Currently, CIS estimates there are at least 4.5 million anchor babies under 18-years-old in the U.S. That number exceeds the annual roughly four million American babies born every year. The anchor babies also cost American taxpayers about $2.4 billion every year to subsidize hospital costs, Binder’s report said.
Anchor babies immediately obtain American citizenship and anchor their illegal or foreign parents in the country.

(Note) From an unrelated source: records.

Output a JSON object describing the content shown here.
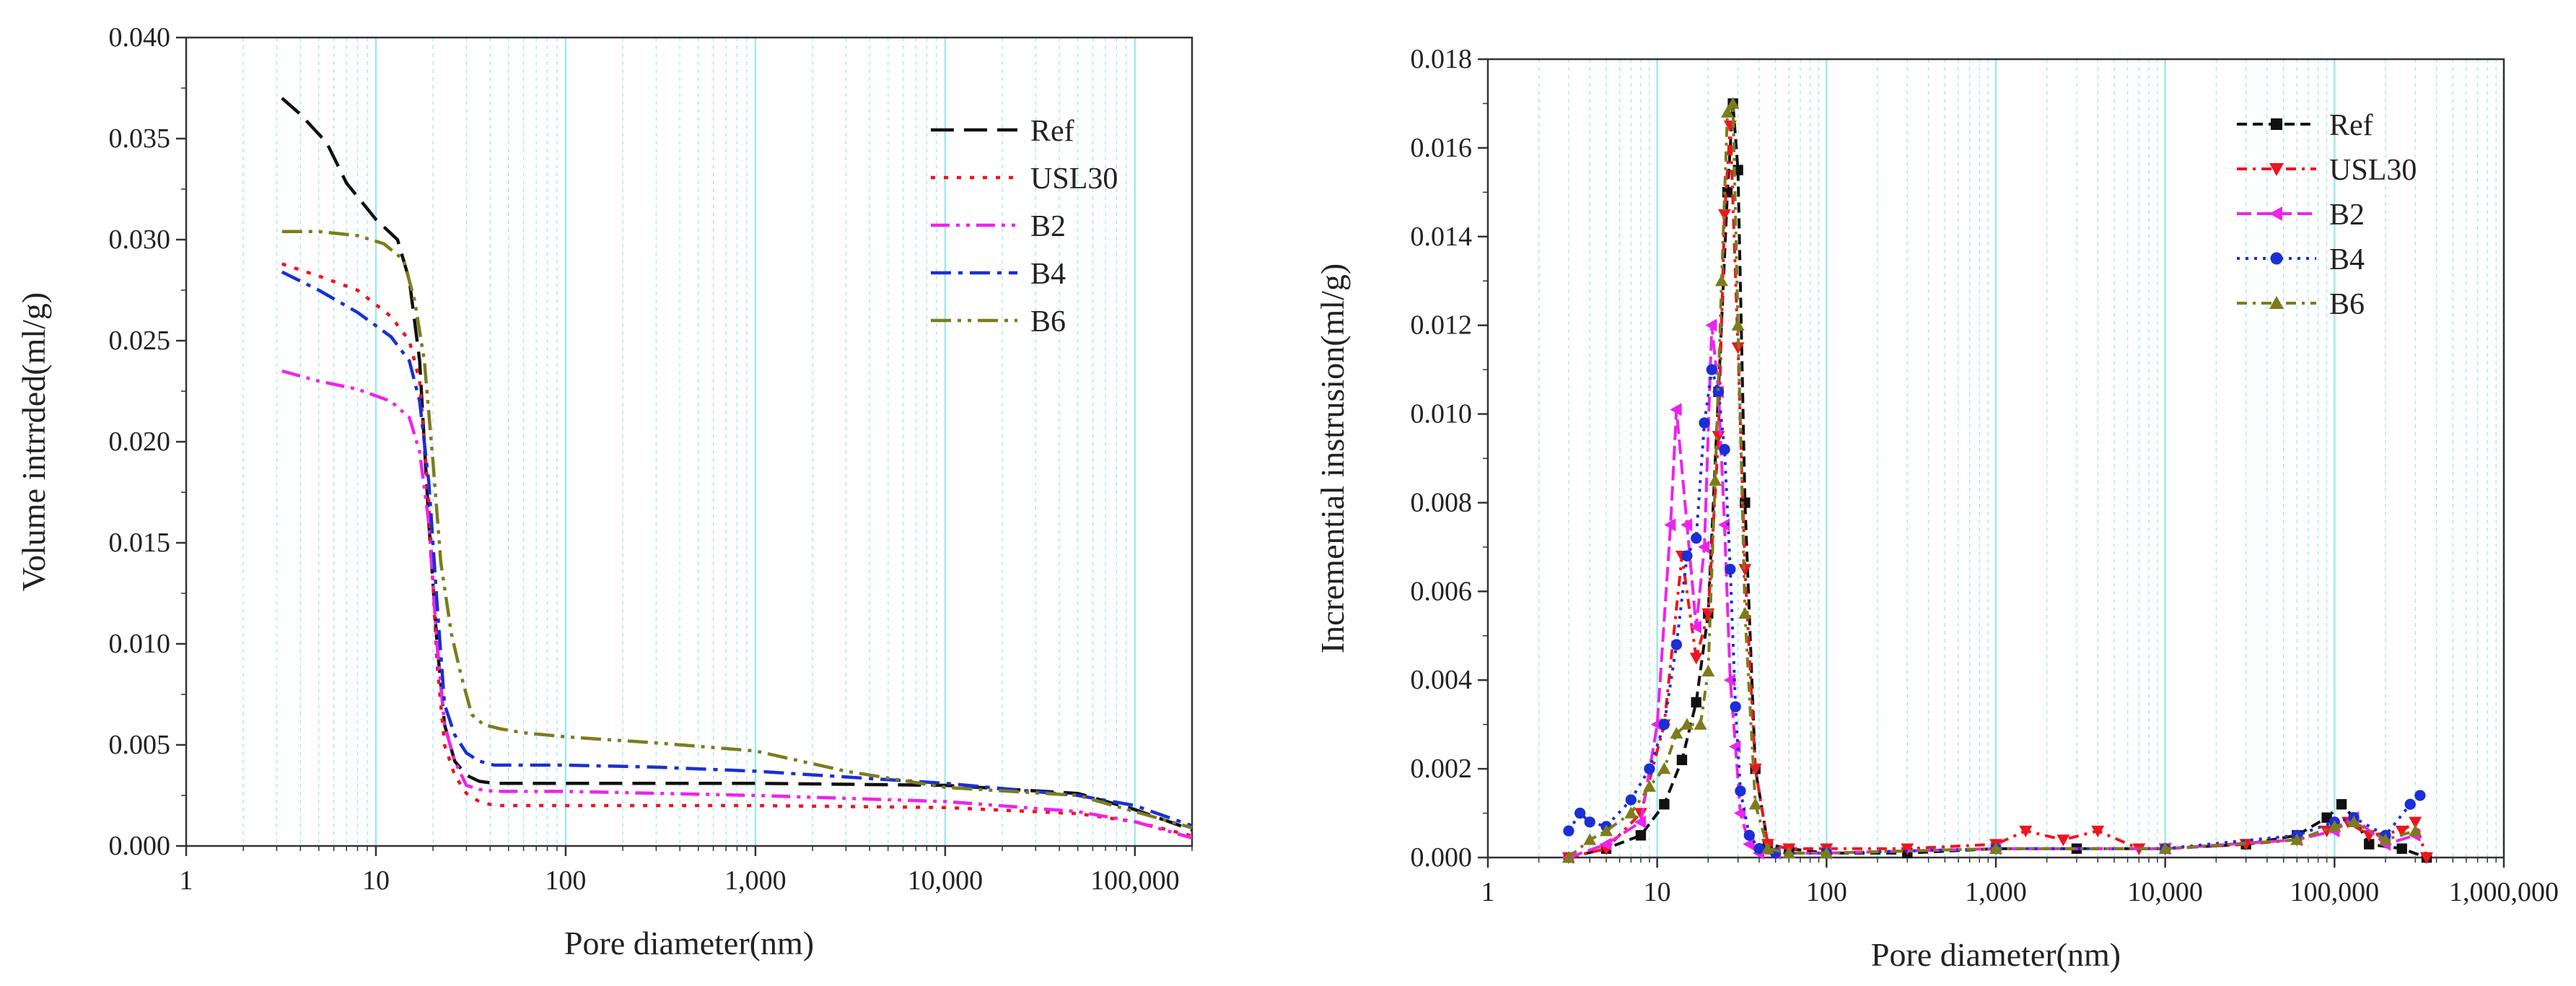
{
  "colors": {
    "Ref": "#111111",
    "USL30": "#f0141e",
    "B2": "#ee22ee",
    "B4": "#1a2fd6",
    "B6": "#7c7c1c",
    "grid": "#9fe8ee",
    "axis": "#333333"
  },
  "chart_data": [
    {
      "type": "line",
      "x_scale": "log",
      "title": "",
      "xlabel": "Pore diameter(nm)",
      "ylabel": "Volume intrrded(ml/g)",
      "xlim": [
        1,
        200000
      ],
      "ylim": [
        0,
        0.04
      ],
      "xticks": [
        {
          "value": 1,
          "label": "1"
        },
        {
          "value": 10,
          "label": "10"
        },
        {
          "value": 100,
          "label": "100"
        },
        {
          "value": 1000,
          "label": "1,000"
        },
        {
          "value": 10000,
          "label": "10,000"
        },
        {
          "value": 100000,
          "label": "100,000"
        }
      ],
      "yticks": [
        {
          "value": 0,
          "label": "0.000"
        },
        {
          "value": 0.005,
          "label": "0.005"
        },
        {
          "value": 0.01,
          "label": "0.010"
        },
        {
          "value": 0.015,
          "label": "0.015"
        },
        {
          "value": 0.02,
          "label": "0.020"
        },
        {
          "value": 0.025,
          "label": "0.025"
        },
        {
          "value": 0.03,
          "label": "0.030"
        },
        {
          "value": 0.035,
          "label": "0.035"
        },
        {
          "value": 0.04,
          "label": "0.040"
        }
      ],
      "grid": "vertical",
      "legend_position": "top-right",
      "series": [
        {
          "name": "Ref",
          "x": [
            3.2,
            4,
            5.5,
            7,
            10,
            13,
            15,
            17,
            19,
            21,
            23,
            26,
            30,
            35,
            42,
            60,
            100,
            1000,
            10000,
            50000,
            100000,
            200000
          ],
          "y": [
            0.037,
            0.0362,
            0.0348,
            0.0328,
            0.031,
            0.03,
            0.028,
            0.024,
            0.016,
            0.01,
            0.006,
            0.0042,
            0.0035,
            0.0032,
            0.0031,
            0.0031,
            0.0031,
            0.0031,
            0.003,
            0.0026,
            0.0018,
            0.0008
          ]
        },
        {
          "name": "USL30",
          "x": [
            3.2,
            5,
            8,
            12,
            15,
            17,
            19,
            21,
            23,
            26,
            30,
            35,
            42,
            60,
            100,
            1000,
            10000,
            50000,
            100000,
            200000
          ],
          "y": [
            0.0288,
            0.0282,
            0.0275,
            0.0262,
            0.025,
            0.023,
            0.017,
            0.009,
            0.005,
            0.0035,
            0.0026,
            0.0022,
            0.002,
            0.002,
            0.002,
            0.002,
            0.0019,
            0.0016,
            0.0012,
            0.0005
          ]
        },
        {
          "name": "B2",
          "x": [
            3.2,
            5,
            8,
            12,
            15,
            17,
            19,
            21,
            23,
            26,
            30,
            35,
            42,
            60,
            100,
            1000,
            10000,
            50000,
            100000,
            200000
          ],
          "y": [
            0.0235,
            0.023,
            0.0226,
            0.022,
            0.0212,
            0.0195,
            0.016,
            0.01,
            0.006,
            0.0042,
            0.003,
            0.0028,
            0.0027,
            0.0027,
            0.0027,
            0.0025,
            0.0022,
            0.0017,
            0.0012,
            0.0004
          ]
        },
        {
          "name": "B4",
          "x": [
            3.2,
            5,
            8,
            12,
            15,
            17,
            19,
            21,
            23,
            26,
            30,
            35,
            42,
            60,
            100,
            300,
            1000,
            10000,
            50000,
            100000,
            200000
          ],
          "y": [
            0.0284,
            0.0275,
            0.0264,
            0.0252,
            0.024,
            0.022,
            0.018,
            0.012,
            0.007,
            0.0055,
            0.0046,
            0.0042,
            0.004,
            0.004,
            0.004,
            0.0039,
            0.0037,
            0.0031,
            0.0025,
            0.002,
            0.001
          ]
        },
        {
          "name": "B6",
          "x": [
            3.2,
            5,
            8,
            11,
            14,
            16,
            18,
            20,
            22,
            25,
            28,
            32,
            37,
            45,
            60,
            100,
            300,
            1000,
            3000,
            10000,
            50000,
            100000,
            200000
          ],
          "y": [
            0.0304,
            0.0304,
            0.0302,
            0.0298,
            0.029,
            0.027,
            0.024,
            0.019,
            0.014,
            0.0105,
            0.0085,
            0.0065,
            0.006,
            0.0058,
            0.0056,
            0.0054,
            0.0051,
            0.0047,
            0.0037,
            0.0029,
            0.0025,
            0.0017,
            0.0009
          ]
        }
      ]
    },
    {
      "type": "line",
      "x_scale": "log",
      "markers": true,
      "title": "",
      "xlabel": "Pore diameter(nm)",
      "ylabel": "Incremential instrusion(ml/g)",
      "xlim": [
        1,
        1000000
      ],
      "ylim": [
        0,
        0.018
      ],
      "xticks": [
        {
          "value": 1,
          "label": "1"
        },
        {
          "value": 10,
          "label": "10"
        },
        {
          "value": 100,
          "label": "100"
        },
        {
          "value": 1000,
          "label": "1,000"
        },
        {
          "value": 10000,
          "label": "10,000"
        },
        {
          "value": 100000,
          "label": "100,000"
        },
        {
          "value": 1000000,
          "label": "1,000,000"
        }
      ],
      "yticks": [
        {
          "value": 0,
          "label": "0.000"
        },
        {
          "value": 0.002,
          "label": "0.002"
        },
        {
          "value": 0.004,
          "label": "0.004"
        },
        {
          "value": 0.006,
          "label": "0.006"
        },
        {
          "value": 0.008,
          "label": "0.008"
        },
        {
          "value": 0.01,
          "label": "0.010"
        },
        {
          "value": 0.012,
          "label": "0.012"
        },
        {
          "value": 0.014,
          "label": "0.014"
        },
        {
          "value": 0.016,
          "label": "0.016"
        },
        {
          "value": 0.018,
          "label": "0.018"
        }
      ],
      "grid": "vertical",
      "legend_position": "top-right",
      "series": [
        {
          "name": "Ref",
          "marker": "square",
          "x": [
            3,
            5,
            8,
            11,
            14,
            17,
            20,
            23,
            26,
            28,
            30,
            33,
            38,
            45,
            60,
            100,
            300,
            1000,
            3000,
            10000,
            30000,
            60000,
            90000,
            110000,
            130000,
            160000,
            250000,
            350000
          ],
          "y": [
            0,
            0.0002,
            0.0005,
            0.0012,
            0.0022,
            0.0035,
            0.0055,
            0.0105,
            0.015,
            0.017,
            0.0155,
            0.008,
            0.002,
            0.0003,
            0.0002,
            0.0001,
            0.0001,
            0.0002,
            0.0002,
            0.0002,
            0.0003,
            0.0005,
            0.0009,
            0.0012,
            0.0009,
            0.0003,
            0.0002,
            0
          ]
        },
        {
          "name": "USL30",
          "marker": "triangle-down",
          "x": [
            3,
            5,
            8,
            11,
            14,
            17,
            20,
            23,
            25,
            27,
            30,
            33,
            38,
            45,
            60,
            100,
            300,
            1000,
            1500,
            2500,
            4000,
            7000,
            10000,
            30000,
            60000,
            90000,
            120000,
            160000,
            250000,
            300000,
            350000
          ],
          "y": [
            0,
            0.0002,
            0.001,
            0.003,
            0.0068,
            0.0045,
            0.0055,
            0.0095,
            0.0145,
            0.0165,
            0.0115,
            0.0065,
            0.002,
            0.0003,
            0.0002,
            0.0002,
            0.0002,
            0.0003,
            0.0006,
            0.0004,
            0.0006,
            0.0002,
            0.0002,
            0.0003,
            0.0004,
            0.0006,
            0.0008,
            0.0005,
            0.0006,
            0.0008,
            0
          ]
        },
        {
          "name": "B2",
          "marker": "left-triangle",
          "x": [
            3,
            5,
            8,
            10,
            12,
            13,
            15,
            17,
            19,
            21,
            23,
            25,
            27,
            29,
            31,
            35,
            40,
            50,
            100,
            1000,
            10000,
            60000,
            100000,
            130000,
            200000,
            300000
          ],
          "y": [
            0,
            0.0003,
            0.0008,
            0.003,
            0.0075,
            0.0101,
            0.0075,
            0.0052,
            0.007,
            0.012,
            0.0105,
            0.0075,
            0.004,
            0.0025,
            0.001,
            0.0003,
            0.0001,
            0.0001,
            0.0001,
            0.0002,
            0.0002,
            0.0004,
            0.0006,
            0.0009,
            0.0003,
            0.0005
          ]
        },
        {
          "name": "B4",
          "marker": "circle",
          "x": [
            3,
            3.5,
            4,
            5,
            7,
            9,
            11,
            13,
            15,
            17,
            19,
            21,
            23,
            25,
            27,
            29,
            31,
            35,
            40,
            50,
            100,
            1000,
            10000,
            60000,
            100000,
            130000,
            200000,
            280000,
            320000
          ],
          "y": [
            0.0006,
            0.001,
            0.0008,
            0.0007,
            0.0013,
            0.002,
            0.003,
            0.0048,
            0.0068,
            0.0072,
            0.0098,
            0.011,
            0.0105,
            0.0092,
            0.0065,
            0.0034,
            0.0015,
            0.0005,
            0.0002,
            0.0001,
            0.0001,
            0.0002,
            0.0002,
            0.0005,
            0.0008,
            0.0009,
            0.0005,
            0.0012,
            0.0014
          ]
        },
        {
          "name": "B6",
          "marker": "triangle-up",
          "x": [
            3,
            4,
            5,
            7,
            9,
            11,
            13,
            15,
            18,
            20,
            22,
            24,
            26,
            28,
            30,
            33,
            38,
            45,
            60,
            100,
            1000,
            10000,
            60000,
            100000,
            130000,
            200000,
            300000
          ],
          "y": [
            0,
            0.0004,
            0.0006,
            0.001,
            0.0016,
            0.002,
            0.0028,
            0.003,
            0.003,
            0.0042,
            0.0085,
            0.013,
            0.0168,
            0.017,
            0.012,
            0.0055,
            0.0012,
            0.0002,
            0.0001,
            0.0001,
            0.0002,
            0.0002,
            0.0004,
            0.0007,
            0.0008,
            0.0004,
            0.0006
          ]
        }
      ]
    }
  ]
}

CIS also estimated that some 72,000 anchor babies are born to foreign tourists, foreign visa workers, and foreign students every year. They all “obtain immediate American citizenship simply for being born within the parameters of the country,” Binder noted.
President Donald Trump has said he would consider signing an executive order ending the nation’s “anchor baby policy” that incentivizes pregnant migrant women to cross the U.S.-Mexico border in the hopes of securing American citizenship for their children.
The U.S. Supreme Court “has never explicitly ruled that the U.S.-born children of illegal aliens must be granted automatic American citizenship, and a number of legal scholars dispute the idea,” Binder wrote.
Many leading conservative scholars argue the Citizenship Clause of the 14th Amendment does not provide mandatory birthright citizenship to the U.S.-born children of illegal immigrants or non-citizens, as these children are not subject to U.S. jurisdiction as that language was understood when the 14th Amendment was ratified.